Феликс с жаром вспомнил:
– Привезли, помнишь, Ефимовских? Кричали: последняя стадия (он проглотил слово). А старик пошел в туалет, кровь хлынула горлом, оказалось просто язва.
Скачкову тоже вдруг захотелось, чтоб все было уже позади и он бы выпил
А Юле все-таки показалось странным, что наркоз на нее не действует. Она догадалась, что бригада хирургов ждет какого-то командира. И вот он пришел человек в черной маске. И то снимет ее, то наденет. Ходит тут, раскомандовался, всем под руку говорит... Снимет маску - хирурги двигаются бодрее, глаза - заводные! Наденет командир свою черную маску - все тайком вздыхают, глаза утомленные...
Феликс почувствовал, что пот змеится по переносице. "Повернись", сказал он операционной сестре и вытер лоб - об ее халат сзади.
– Пульс нитевидный. Она уходит!
Юля удивилась, зачем этот неприятный надел маску на все тело. Черную.
– Эта дренажная трубка здесь нужна, как слону сифилис, - заскрежетал Скачков.
– Метастаз на метастазе сидит, - голос Феликса оборвался.
И тут, как будто всего этого было еще мало, раздался частый стук в окно. Феликс подошел еще в маске: с той стороны две синички долбили клювами стекло. И это соединилось у него с упоением, с которым они бились за эту дистрофичную красавицу.
– ...!
– сказал он, удивляясь, что восторг не прошел, а перешел в нечто вроде: "Теперь уже не будет мучиться - летальный исход наступил". Мелькнуло и замерцало: хорошо? Да, хорошо, а вдруг бы не было такого фокуса природы, как смерть? И захватывающий восторг до вечера продолжался, мысль о всеобщем космическом избавлении жужжала, не ослабевая. Что-то патологическое? Зима очень холодная, авитаминоз, может, нервы. И в этом году он перестал ходить в шахматный клуб, вот что. Раньше его не очень раздражало, что там (втихую от властей) играют на деньги. А нынче почему-то не смог этого выносить. Пальцы загнул - посчитал. До отпуска оставалось четыре месяца. И тут снова две синички постучали к нему в окно кабинета.
– И вы замерзли? Да, холода стоят... как никогда!

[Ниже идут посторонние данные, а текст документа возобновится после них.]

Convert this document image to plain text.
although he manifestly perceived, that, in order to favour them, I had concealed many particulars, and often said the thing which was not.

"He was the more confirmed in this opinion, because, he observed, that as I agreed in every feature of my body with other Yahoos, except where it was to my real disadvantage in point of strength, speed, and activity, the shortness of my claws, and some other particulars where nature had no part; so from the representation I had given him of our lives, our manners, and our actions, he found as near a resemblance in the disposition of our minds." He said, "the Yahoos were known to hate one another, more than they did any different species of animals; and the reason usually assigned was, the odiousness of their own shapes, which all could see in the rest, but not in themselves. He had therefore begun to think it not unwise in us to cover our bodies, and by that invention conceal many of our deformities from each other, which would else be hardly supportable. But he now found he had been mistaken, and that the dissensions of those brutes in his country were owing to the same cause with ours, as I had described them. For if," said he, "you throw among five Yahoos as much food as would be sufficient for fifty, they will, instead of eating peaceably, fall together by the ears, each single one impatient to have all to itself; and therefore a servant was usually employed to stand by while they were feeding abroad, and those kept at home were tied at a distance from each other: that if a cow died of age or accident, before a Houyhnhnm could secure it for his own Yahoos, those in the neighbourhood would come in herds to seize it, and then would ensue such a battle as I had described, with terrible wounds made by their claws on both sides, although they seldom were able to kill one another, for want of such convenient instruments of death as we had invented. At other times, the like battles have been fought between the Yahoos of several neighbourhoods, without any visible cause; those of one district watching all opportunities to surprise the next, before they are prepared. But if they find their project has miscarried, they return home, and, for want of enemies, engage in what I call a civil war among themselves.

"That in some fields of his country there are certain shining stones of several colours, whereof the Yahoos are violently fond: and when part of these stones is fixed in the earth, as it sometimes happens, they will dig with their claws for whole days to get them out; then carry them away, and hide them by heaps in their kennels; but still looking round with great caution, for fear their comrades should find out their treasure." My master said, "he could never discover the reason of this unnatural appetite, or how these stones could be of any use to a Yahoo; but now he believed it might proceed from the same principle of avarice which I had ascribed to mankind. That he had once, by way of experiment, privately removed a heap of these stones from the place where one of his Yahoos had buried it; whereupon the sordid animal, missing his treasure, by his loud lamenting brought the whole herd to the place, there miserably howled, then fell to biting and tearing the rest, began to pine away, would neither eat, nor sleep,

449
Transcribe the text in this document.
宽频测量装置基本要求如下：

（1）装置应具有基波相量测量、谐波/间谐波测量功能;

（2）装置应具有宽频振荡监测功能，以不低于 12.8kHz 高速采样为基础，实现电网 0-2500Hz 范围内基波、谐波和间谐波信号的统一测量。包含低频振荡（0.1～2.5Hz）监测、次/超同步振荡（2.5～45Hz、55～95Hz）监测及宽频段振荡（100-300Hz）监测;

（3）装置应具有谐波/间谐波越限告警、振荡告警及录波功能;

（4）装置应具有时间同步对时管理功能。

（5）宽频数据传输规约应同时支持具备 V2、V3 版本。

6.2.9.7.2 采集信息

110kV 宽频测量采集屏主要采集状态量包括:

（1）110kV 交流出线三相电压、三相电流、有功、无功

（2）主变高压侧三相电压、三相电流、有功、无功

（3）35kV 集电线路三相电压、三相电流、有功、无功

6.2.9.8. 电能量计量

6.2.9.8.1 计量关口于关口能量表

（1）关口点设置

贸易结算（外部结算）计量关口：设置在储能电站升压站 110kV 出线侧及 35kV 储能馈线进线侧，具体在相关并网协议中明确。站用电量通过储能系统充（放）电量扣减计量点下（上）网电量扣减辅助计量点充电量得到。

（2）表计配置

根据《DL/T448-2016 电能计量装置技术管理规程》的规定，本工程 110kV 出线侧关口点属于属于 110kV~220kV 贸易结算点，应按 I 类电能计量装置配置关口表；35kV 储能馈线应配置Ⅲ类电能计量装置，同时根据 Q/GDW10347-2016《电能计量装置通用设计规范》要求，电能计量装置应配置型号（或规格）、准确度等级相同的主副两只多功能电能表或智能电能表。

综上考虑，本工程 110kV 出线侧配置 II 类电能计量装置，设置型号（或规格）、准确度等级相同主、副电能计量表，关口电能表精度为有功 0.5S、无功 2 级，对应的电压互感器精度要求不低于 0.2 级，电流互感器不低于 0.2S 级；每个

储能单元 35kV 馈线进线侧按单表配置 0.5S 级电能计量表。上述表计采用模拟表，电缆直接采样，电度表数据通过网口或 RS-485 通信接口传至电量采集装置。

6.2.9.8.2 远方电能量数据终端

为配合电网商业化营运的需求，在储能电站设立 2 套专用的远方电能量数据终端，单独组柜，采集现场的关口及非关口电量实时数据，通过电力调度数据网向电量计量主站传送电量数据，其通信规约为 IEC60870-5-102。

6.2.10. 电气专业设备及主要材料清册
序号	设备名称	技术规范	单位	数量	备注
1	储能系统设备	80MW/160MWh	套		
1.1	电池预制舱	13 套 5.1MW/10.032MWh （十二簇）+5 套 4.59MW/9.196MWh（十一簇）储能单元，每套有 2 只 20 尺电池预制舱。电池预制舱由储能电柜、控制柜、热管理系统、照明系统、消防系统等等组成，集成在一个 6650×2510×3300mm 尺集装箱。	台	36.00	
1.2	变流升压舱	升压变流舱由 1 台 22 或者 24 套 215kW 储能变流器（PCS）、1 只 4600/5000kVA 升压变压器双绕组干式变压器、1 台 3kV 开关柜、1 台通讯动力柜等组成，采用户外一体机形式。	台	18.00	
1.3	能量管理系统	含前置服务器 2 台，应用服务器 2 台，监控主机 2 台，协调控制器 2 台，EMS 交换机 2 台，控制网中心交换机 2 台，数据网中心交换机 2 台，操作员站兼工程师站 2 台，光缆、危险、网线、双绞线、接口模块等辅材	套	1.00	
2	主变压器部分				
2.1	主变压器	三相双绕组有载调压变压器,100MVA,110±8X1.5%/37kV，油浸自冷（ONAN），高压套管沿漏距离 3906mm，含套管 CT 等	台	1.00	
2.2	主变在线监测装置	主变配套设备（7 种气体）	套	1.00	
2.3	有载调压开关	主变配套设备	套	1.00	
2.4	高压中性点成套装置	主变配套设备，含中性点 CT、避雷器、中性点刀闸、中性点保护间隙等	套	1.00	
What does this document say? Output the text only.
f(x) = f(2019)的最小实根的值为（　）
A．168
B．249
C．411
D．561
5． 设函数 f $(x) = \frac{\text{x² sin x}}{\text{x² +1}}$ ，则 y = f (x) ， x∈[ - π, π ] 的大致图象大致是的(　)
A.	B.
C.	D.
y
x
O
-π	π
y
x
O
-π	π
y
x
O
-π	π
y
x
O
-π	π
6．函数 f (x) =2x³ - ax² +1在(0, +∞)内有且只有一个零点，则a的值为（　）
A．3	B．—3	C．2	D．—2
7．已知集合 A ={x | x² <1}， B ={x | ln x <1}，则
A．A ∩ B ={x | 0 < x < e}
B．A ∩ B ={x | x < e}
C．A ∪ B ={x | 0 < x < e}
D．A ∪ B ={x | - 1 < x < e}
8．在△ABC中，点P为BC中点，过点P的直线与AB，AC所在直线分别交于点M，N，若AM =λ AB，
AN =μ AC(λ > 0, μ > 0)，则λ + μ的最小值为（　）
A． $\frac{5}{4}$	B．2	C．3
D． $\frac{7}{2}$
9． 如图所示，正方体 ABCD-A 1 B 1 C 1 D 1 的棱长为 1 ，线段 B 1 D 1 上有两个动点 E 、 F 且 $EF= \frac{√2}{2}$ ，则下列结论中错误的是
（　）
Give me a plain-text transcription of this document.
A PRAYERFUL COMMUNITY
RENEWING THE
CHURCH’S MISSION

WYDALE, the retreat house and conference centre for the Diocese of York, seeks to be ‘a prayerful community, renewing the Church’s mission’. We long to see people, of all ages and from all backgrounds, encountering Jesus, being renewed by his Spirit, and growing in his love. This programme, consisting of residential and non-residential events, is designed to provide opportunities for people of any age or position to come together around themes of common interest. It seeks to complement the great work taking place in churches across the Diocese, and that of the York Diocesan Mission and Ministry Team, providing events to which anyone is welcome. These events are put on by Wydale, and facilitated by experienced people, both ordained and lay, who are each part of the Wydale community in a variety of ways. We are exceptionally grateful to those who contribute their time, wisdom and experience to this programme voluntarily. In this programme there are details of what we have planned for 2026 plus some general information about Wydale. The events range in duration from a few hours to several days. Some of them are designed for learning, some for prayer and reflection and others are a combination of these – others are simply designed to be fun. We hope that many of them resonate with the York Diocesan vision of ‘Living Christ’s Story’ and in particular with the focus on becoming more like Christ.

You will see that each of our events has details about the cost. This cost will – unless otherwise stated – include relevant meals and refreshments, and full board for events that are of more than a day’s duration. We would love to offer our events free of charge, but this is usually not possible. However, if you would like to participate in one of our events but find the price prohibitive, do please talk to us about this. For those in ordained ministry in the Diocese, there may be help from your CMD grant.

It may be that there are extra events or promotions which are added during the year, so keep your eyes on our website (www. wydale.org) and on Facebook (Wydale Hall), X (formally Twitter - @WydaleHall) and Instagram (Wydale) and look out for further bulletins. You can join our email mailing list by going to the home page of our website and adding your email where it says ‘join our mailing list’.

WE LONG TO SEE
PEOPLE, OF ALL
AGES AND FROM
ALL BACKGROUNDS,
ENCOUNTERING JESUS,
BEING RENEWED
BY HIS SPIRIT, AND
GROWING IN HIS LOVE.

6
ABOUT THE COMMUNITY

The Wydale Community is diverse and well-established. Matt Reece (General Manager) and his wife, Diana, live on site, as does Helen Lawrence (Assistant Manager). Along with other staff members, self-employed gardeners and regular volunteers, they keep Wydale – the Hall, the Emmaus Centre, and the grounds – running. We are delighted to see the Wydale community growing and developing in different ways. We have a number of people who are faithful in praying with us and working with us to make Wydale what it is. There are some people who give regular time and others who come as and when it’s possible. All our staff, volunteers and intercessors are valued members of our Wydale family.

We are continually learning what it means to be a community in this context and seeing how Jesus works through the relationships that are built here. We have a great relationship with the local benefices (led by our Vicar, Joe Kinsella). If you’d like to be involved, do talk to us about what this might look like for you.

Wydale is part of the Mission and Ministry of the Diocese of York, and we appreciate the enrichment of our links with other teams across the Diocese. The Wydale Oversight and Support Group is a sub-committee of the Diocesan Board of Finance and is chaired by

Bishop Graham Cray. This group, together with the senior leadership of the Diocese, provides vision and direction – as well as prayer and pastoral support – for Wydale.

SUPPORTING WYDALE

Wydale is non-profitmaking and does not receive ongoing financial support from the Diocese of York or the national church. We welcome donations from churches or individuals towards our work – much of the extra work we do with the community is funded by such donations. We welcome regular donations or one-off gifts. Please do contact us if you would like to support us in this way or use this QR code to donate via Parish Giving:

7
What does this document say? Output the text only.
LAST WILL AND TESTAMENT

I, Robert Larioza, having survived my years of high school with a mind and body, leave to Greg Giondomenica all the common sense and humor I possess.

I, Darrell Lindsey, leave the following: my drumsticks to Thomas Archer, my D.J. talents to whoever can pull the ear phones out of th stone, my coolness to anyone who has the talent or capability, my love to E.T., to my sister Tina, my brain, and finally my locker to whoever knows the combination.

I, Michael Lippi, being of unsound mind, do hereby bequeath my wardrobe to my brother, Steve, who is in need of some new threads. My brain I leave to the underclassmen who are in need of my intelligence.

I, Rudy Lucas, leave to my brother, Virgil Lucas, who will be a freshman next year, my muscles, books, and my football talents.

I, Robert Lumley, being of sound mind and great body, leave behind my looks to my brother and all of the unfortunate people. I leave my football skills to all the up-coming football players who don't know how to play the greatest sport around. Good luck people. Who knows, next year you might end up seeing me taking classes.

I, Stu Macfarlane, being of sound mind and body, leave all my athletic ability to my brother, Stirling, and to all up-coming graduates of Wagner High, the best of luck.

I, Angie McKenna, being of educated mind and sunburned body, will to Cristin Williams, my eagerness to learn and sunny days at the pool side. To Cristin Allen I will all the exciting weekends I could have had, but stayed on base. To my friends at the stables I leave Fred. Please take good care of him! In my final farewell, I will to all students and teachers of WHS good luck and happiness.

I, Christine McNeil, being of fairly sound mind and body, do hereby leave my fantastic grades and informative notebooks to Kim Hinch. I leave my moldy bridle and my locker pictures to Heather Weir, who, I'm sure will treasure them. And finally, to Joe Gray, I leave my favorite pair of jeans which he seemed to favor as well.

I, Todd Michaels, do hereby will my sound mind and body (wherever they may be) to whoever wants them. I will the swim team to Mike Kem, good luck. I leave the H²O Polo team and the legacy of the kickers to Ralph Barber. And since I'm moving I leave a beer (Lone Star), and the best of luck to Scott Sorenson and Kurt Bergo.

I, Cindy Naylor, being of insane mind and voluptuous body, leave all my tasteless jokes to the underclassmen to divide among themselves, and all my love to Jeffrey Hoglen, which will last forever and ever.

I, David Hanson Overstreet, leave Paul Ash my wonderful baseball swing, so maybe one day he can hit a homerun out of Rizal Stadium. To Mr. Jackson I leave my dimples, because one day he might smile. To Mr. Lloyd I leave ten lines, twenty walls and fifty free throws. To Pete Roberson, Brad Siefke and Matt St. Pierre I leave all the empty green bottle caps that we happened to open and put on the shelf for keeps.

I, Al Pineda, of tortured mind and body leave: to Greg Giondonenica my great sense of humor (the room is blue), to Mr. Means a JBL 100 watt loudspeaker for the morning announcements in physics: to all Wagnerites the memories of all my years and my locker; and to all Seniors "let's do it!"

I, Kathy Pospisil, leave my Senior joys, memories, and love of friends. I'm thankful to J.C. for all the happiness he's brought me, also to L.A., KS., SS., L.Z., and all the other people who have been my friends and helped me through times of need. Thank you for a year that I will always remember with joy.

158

Засиял свет, но не тот, что трогает наш студенистый глаз. Яркость такая милосердная, какую Юля никогда не видела еще. Все было просто и унесено отсюда. Вечные глаза ловили этот нетленный свет, это бесконечное струение Сути. С каждым мигом все помогало. Она выхватила взглядом-шаром все вокруг.
Выделились две фигуры. Две и в то же время одна.
– Мы все знаем. Арсика ждет детский дом.
Тут Юля заметила, что отец выделился ярче:
– Я буду Богородицу просить за внука!
– Проси, чтобы Юлю вернули назад!
– озабоченно добавила Любовь.
Вспышки, отрывки каких-то музык, затем помрачения с долбящими ритмами это были сигналы ухода всяких сил. Юля понимала, что она ощущает только в этом вечную борьбу. "На земле мы себя ощущаем отдельно от всех, а здесь границы устанавливаются взаимной любовью!" Ей было навечно ясно, что родителям уже хорошо.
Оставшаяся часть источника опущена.